2 arrested in fatal Ohio shooting
Updated: 2011-02-07 08:28
YOUNGSTOWN, Ohio – Two men have been arrested and charged in a shooting at an Ohio fraternity house that killed one student and injured 11 people at a party near Youngstown State University campus, police said Sunday.
What appears to be blood stains the street near the scene of an early morning shooting at a house just north of the Youngstown State University campus that left student Jamail E. Johnson, 25 of Youngstown, dead and 11 injured, In Youngstown, Ohio Sunday, Feb. 6, 2011. [Photo/Xinhua]
Each man is charged with aggravated murder, shooting into a house and 11 counts of felonious assault, Youngstown police Chief Jimmy Hughes said.
Hughes said he wasn't sure if either man has a criminal record.
The suspects were involved in a dispute at the party, left the event, then returned and began firing outside the house, which had been bustling with 50 or more people early Sunday, he said.
"These guys were in the location for a little while before the shooting occurred," he said. "Something happened that they became unhappy. They had some type of altercation."
The Mahoning County coroner's office identified the dead student as 25-year-old Jamail E. Johnson. He was shot once in the head and multiple times on his hips and legs, and an autopsy is planned Monday, said Dr. Joseph Ohr, a forensic pathologist with the coroner's office.
The 11 people who were hurt ranged in age from 17 to 31, and about half of them were shot in the foot, police said. Two were hit in the abdomen, and the most seriously hurt was a 17-year-old who had a critical wound near one ear.
They were taken to nearby St. Elizabeth Health Center, and eight of them had been treated and released by afternoon, hospital spokeswoman Tina Creighton said. She said she could not release the conditions of the other three.
The university said six of the injured were students.
Members of the university-sanctioned Omega Psi Phi fraternity lived at the house, YSU spokesman Ron Cole said.
Omega Psi Phi doesn't own the house, said Christopher Cooper, a legal officer for the fraternity.
"This is one of those days that every university president across the country, as well as many other officials, always dread," university president Cynthia Anderson said at a news conference on campus.
Anderson said she had been assured by police that there was no threat to the northeast Ohio campus.
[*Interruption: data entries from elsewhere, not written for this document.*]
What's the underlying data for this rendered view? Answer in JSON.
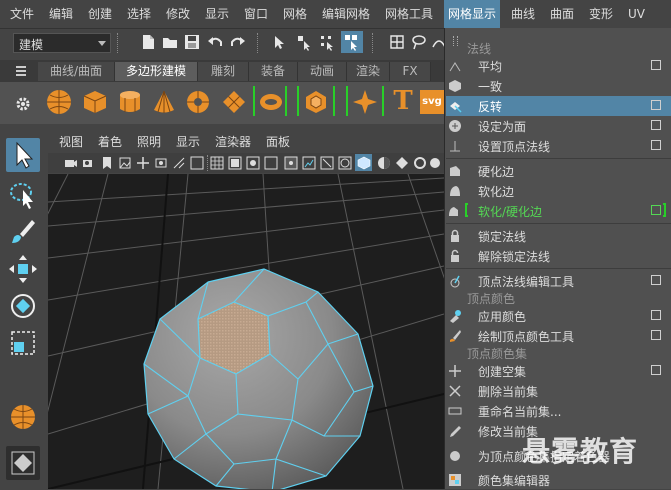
{
  "menubar": {
    "items": [
      "文件",
      "编辑",
      "创建",
      "选择",
      "修改",
      "显示",
      "窗口",
      "网格",
      "编辑网格",
      "网格工具",
      "网格显示",
      "曲线",
      "曲面",
      "变形",
      "UV"
    ],
    "active": "网格显示"
  },
  "toolbar": {
    "mode_value": "建模"
  },
  "shelf": {
    "tabs": [
      "曲线/曲面",
      "多边形建模",
      "雕刻",
      "装备",
      "动画",
      "渲染",
      "FX"
    ],
    "active_tab": "多边形建模",
    "icons": [
      "sphere-icon",
      "cube-icon",
      "cylinder-icon",
      "cone-icon",
      "torus-icon",
      "plane-icon",
      "combine-icon",
      "extract-icon",
      "bevel-icon",
      "type-icon",
      "svg-icon"
    ],
    "svg_text": "svg",
    "type_text": "T"
  },
  "panel": {
    "menus": [
      "视图",
      "着色",
      "照明",
      "显示",
      "渲染器",
      "面板"
    ]
  },
  "dropdown": {
    "sections": {
      "normals": "法线",
      "vertex_colors": "顶点颜色",
      "color_sets": "顶点颜色集"
    },
    "items": [
      {
        "label": "平均",
        "box": true
      },
      {
        "label": "一致",
        "box": false
      },
      {
        "label": "反转",
        "box": true,
        "highlighted": true
      },
      {
        "label": "设定为面",
        "box": true
      },
      {
        "label": "设置顶点法线",
        "box": true
      },
      {
        "label": "硬化边",
        "box": false
      },
      {
        "label": "软化边",
        "box": false
      },
      {
        "label": "软化/硬化边",
        "box": true,
        "green": true
      },
      {
        "label": "锁定法线",
        "box": false
      },
      {
        "label": "解除锁定法线",
        "box": false
      },
      {
        "label": "顶点法线编辑工具",
        "box": true
      },
      {
        "label": "应用颜色",
        "box": true
      },
      {
        "label": "绘制顶点颜色工具",
        "box": true
      },
      {
        "label": "创建空集",
        "box": true
      },
      {
        "label": "删除当前集",
        "box": false
      },
      {
        "label": "重命名当前集...",
        "box": false
      },
      {
        "label": "修改当前集",
        "box": false
      },
      {
        "label": "为顶点颜色集指定着色器",
        "box": false
      },
      {
        "label": "颜色集编辑器",
        "box": false
      }
    ]
  },
  "watermark": "悬雾教育",
  "colors": {
    "accent": "#5285a6",
    "green": "#54d854",
    "wire": "#5fd0f0"
  }
}
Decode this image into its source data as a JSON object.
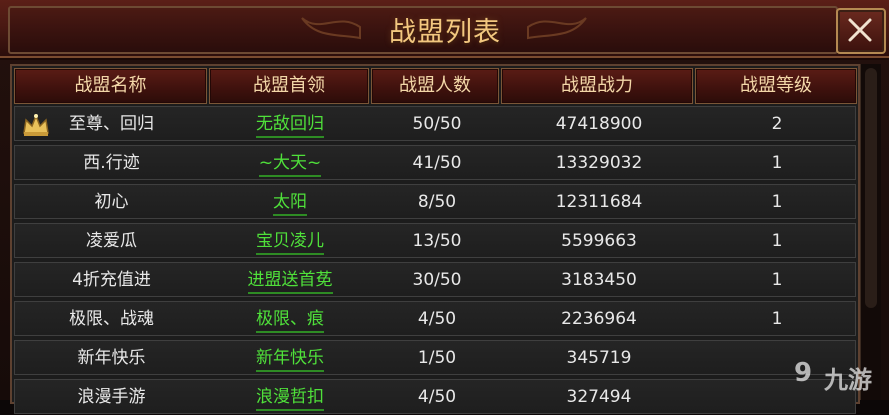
{
  "window": {
    "title": "战盟列表",
    "close_label": "✕"
  },
  "table": {
    "headers": [
      "战盟名称",
      "战盟首领",
      "战盟人数",
      "战盟战力",
      "战盟等级"
    ],
    "rows": [
      {
        "name": "至尊、回归",
        "leader": "无敌回归",
        "members": "50/50",
        "power": "47418900",
        "level": "2",
        "crown": true
      },
      {
        "name": "西.行迹",
        "leader": "~大天~",
        "members": "41/50",
        "power": "13329032",
        "level": "1"
      },
      {
        "name": "初心",
        "leader": "太阳",
        "members": "8/50",
        "power": "12311684",
        "level": "1"
      },
      {
        "name": "凌爱瓜",
        "leader": "宝贝凌儿",
        "members": "13/50",
        "power": "5599663",
        "level": "1"
      },
      {
        "name": "4折充值进",
        "leader": "进盟送首莬",
        "members": "30/50",
        "power": "3183450",
        "level": "1"
      },
      {
        "name": "极限、战魂",
        "leader": "极限、痕",
        "members": "4/50",
        "power": "2236964",
        "level": "1"
      },
      {
        "name": "新年快乐",
        "leader": "新年快乐",
        "members": "1/50",
        "power": "345719",
        "level": ""
      },
      {
        "name": "浪漫手游",
        "leader": "浪漫哲扣",
        "members": "4/50",
        "power": "327494",
        "level": ""
      }
    ]
  },
  "icons": {
    "crown": "crown-icon",
    "close": "close-icon"
  },
  "colors": {
    "title": "#f2c77f",
    "leader": "#4fe03a",
    "header_bg": "#4a1913"
  },
  "watermark": {
    "logo": "9",
    "text": "九游"
  }
}
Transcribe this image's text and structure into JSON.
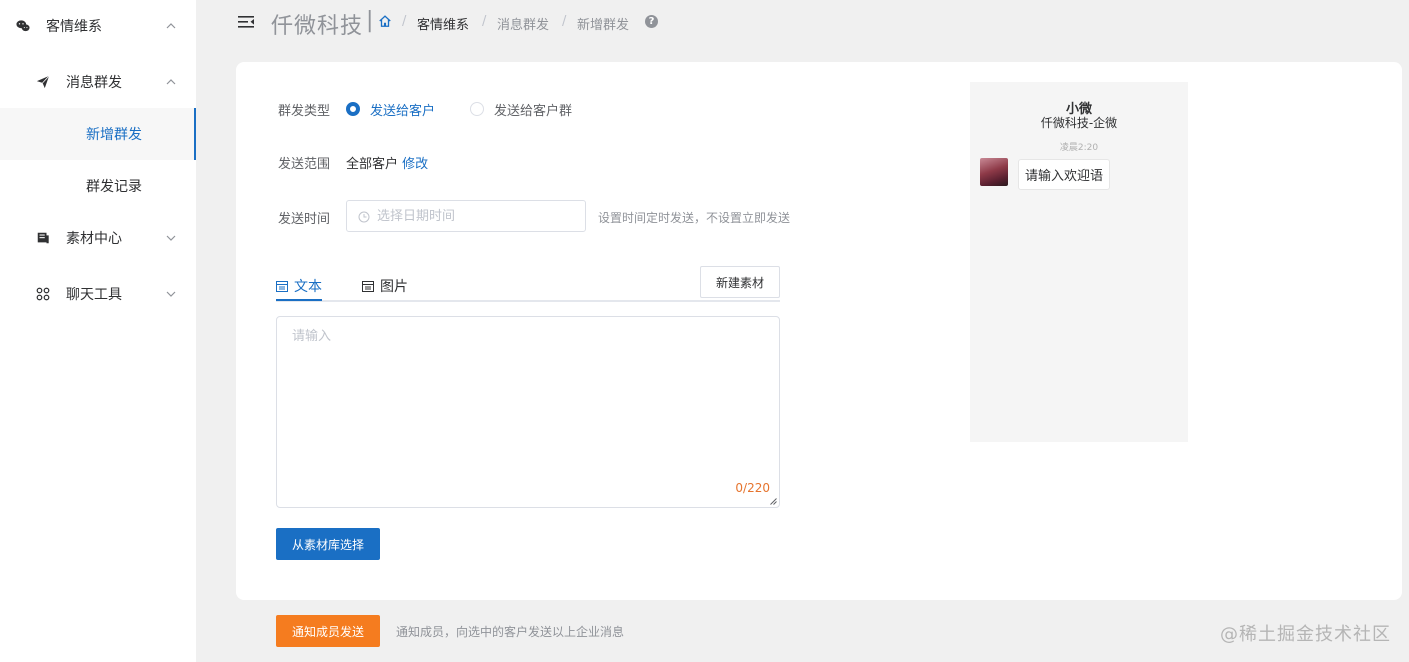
{
  "sidebar": {
    "items": [
      {
        "label": "客情维系",
        "icon": "wechat-icon",
        "expanded": true
      },
      {
        "label": "消息群发",
        "icon": "paper-plane-icon",
        "expanded": true
      },
      {
        "label": "新增群发",
        "active": true
      },
      {
        "label": "群发记录"
      },
      {
        "label": "素材中心",
        "icon": "archive-icon",
        "expanded": false
      },
      {
        "label": "聊天工具",
        "icon": "grid-icon",
        "expanded": false
      }
    ]
  },
  "header": {
    "brand": "仟微科技",
    "separator": "|",
    "breadcrumb": [
      "客情维系",
      "消息群发",
      "新增群发"
    ],
    "crumb_separator": "/"
  },
  "form": {
    "type_label": "群发类型",
    "type_options": [
      {
        "label": "发送给客户",
        "checked": true
      },
      {
        "label": "发送给客户群",
        "checked": false
      }
    ],
    "range_label": "发送范围",
    "range_value": "全部客户",
    "range_edit": "修改",
    "time_label": "发送时间",
    "time_placeholder": "选择日期时间",
    "time_hint": "设置时间定时发送，不设置立即发送",
    "tabs": [
      {
        "label": "文本",
        "icon": "calendar-icon",
        "active": true
      },
      {
        "label": "图片",
        "icon": "calendar-icon",
        "active": false
      }
    ],
    "new_material_button": "新建素材",
    "textarea_placeholder": "请输入",
    "counter": "0/220",
    "library_button": "从素材库选择"
  },
  "preview": {
    "name": "小微",
    "corp": "仟微科技-企微",
    "time": "凌晨2:20",
    "bubble": "请输入欢迎语"
  },
  "footer": {
    "notify_button": "通知成员发送",
    "notify_hint": "通知成员，向选中的客户发送以上企业消息",
    "watermark": "@稀土掘金技术社区"
  },
  "colors": {
    "primary": "#1a6fc4",
    "orange": "#f57c1f",
    "counter": "#e6742e"
  }
}
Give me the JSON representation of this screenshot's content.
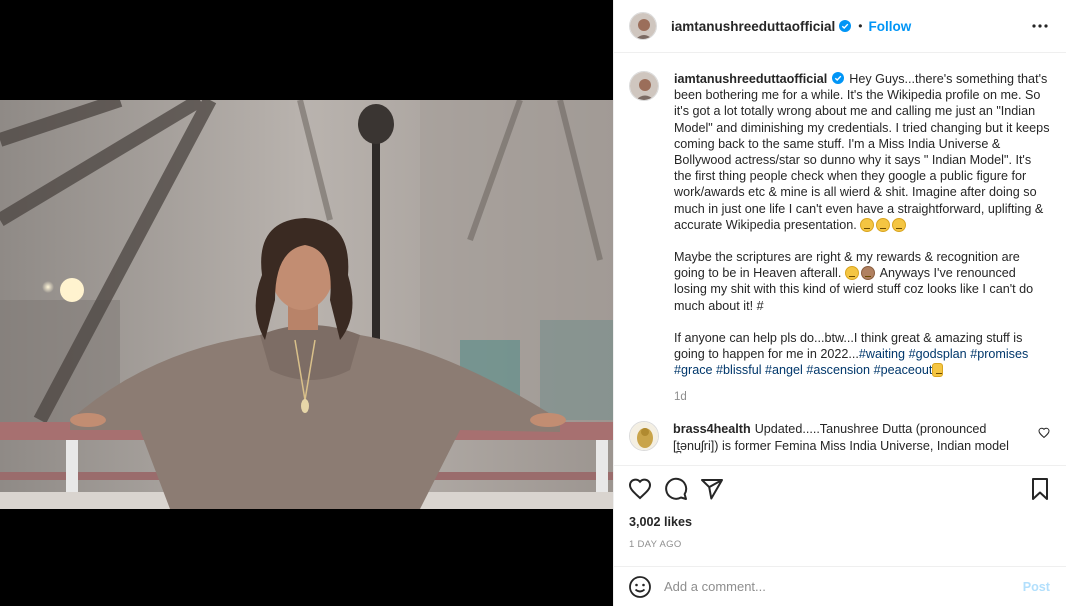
{
  "post": {
    "username": "iamtanushreeduttaofficial",
    "verified": true,
    "follow_label": "Follow",
    "more_icon": "more-horizontal-icon",
    "caption": {
      "paragraph1": "Hey Guys...there's something that's been bothering me for a while. It's the Wikipedia profile on me. So it's got a lot totally wrong about me and calling me just an \"Indian Model\" and diminishing my credentials. I tried changing but it keeps coming back to the same stuff. I'm a Miss India Universe & Bollywood actress/star so dunno why it says \" Indian Model\". It's the first thing people check when they google a public figure for work/awards etc & mine is all wierd & shit. Imagine after doing so much in just one life I can't even have a straightforward, uplifting & accurate Wikipedia presentation.",
      "paragraph2_a": "Maybe the scriptures are right & my rewards & recognition are going to be in Heaven afterall.",
      "paragraph2_b": "Anyways I've renounced losing my shit with this kind of wierd stuff coz looks like I can't do much about it! #",
      "paragraph3": "If anyone can help pls do...btw...I think great & amazing stuff is going to happen for me in 2022...",
      "hashtags": [
        "#waiting",
        "#godsplan",
        "#promises",
        "#grace",
        "#blissful",
        "#angel",
        "#ascension",
        "#peaceout"
      ],
      "time": "1d"
    },
    "comments": [
      {
        "username": "brass4health",
        "text": "Updated.....Tanushree Dutta (pronounced [t̪ənuʃri]) is former Femina Miss India Universe, Indian model"
      }
    ],
    "likes": "3,002 likes",
    "timestamp": "1 DAY AGO",
    "comment_placeholder": "Add a comment...",
    "post_label": "Post"
  },
  "colors": {
    "accent": "#0095f6",
    "post_disabled": "#b2dffc",
    "hashtag": "#00376b",
    "secondary_text": "#8e8e8e"
  }
}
The shooting happened at a two-story brick house in a neighborhood of once-elegant homes, many of which are now boarded up. No one answered a knock at the door Sunday afternoon.
A neighbor, Rodger Brown, 54, said the house and an adjacent home with Greek lettering indicating a fraternity often have parties on Friday and Saturday nights but had caused no problems in the neighborhood.
"It's a nice, quiet neighborhood," he said. Brown said men living in the house were friendly to him and once offered him a beer and a ride as he walked home last fall.